Dynamic membranes have successfully increased the membrane surface shear stress and extended the use of membranes into many applications, including highly viscous fluids. High shear stress has been shown to reduce concentration polarization and membrane fouling. The effect of applying reciprocating movement to a channel filled with a corrugated spacer was studied in this paper by using computational fluid dynamics (CFD). The velocity of the spacer-filled channel changed sinusoidally as a function of time and the motor rotation speed. The average shear stress on the membrane was found to increase exponentially with the membrane velocity. Generally, there were five types of flow involved in the reciprocating motion, including Poiseuille flow, Couette–Poiseuille flow, plug flow, vibratory shear enhanced process (VSEP) flow and opposite-direction Couette–Poiseuille flow.

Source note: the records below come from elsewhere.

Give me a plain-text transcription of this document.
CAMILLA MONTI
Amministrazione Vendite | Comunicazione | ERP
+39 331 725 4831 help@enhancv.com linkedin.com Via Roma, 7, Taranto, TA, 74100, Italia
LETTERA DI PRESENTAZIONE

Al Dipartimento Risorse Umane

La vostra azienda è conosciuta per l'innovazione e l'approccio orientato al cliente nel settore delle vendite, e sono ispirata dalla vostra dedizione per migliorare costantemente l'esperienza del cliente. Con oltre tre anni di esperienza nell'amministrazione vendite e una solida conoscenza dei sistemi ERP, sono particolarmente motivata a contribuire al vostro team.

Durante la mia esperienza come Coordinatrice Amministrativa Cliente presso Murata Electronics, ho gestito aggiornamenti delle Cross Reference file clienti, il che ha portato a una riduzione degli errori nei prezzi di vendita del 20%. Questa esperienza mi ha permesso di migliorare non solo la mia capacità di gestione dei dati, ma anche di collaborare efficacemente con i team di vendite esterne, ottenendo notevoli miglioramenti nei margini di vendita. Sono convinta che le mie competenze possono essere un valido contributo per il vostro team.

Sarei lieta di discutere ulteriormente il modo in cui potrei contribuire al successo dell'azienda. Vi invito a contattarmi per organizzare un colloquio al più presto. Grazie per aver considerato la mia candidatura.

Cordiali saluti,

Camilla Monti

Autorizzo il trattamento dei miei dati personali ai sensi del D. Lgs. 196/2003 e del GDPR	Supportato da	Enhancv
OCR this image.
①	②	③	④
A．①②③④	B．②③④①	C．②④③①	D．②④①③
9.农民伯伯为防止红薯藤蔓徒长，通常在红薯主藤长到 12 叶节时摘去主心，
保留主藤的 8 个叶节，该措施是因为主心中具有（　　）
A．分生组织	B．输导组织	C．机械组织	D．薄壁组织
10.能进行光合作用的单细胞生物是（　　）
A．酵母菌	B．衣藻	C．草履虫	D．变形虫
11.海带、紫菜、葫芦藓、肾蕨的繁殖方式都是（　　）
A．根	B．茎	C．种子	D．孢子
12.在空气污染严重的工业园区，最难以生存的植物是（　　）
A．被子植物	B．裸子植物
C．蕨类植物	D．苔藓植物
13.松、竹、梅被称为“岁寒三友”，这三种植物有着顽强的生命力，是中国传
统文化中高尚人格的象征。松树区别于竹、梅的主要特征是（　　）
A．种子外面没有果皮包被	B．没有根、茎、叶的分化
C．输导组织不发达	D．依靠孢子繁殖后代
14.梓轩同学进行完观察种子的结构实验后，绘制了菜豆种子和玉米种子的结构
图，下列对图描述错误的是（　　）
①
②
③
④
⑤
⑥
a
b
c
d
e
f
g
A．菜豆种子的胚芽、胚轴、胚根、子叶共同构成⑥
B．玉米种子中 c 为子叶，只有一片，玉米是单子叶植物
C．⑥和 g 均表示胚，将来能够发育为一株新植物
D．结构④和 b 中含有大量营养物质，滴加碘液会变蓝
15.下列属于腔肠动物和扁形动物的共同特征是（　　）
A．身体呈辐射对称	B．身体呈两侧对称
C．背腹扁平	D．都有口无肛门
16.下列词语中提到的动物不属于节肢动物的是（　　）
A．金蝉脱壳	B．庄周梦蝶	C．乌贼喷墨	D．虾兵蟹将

We concluded that the reciprocating motion increased the membrane surface shear stress sinusoidally in the corrugated spacer-filled channel; the transmembrane pressure also changes sinusoidally with the reciprocating motion.

Research highlights▶ Maximum membrane shear stress increases exponentially with the membrane velocity. ▶ Reciprocating motion changes membrane surface shear stress sinusoidally. ▶ Transmembrane pressure changes sinusoidally with the reciprocating motion.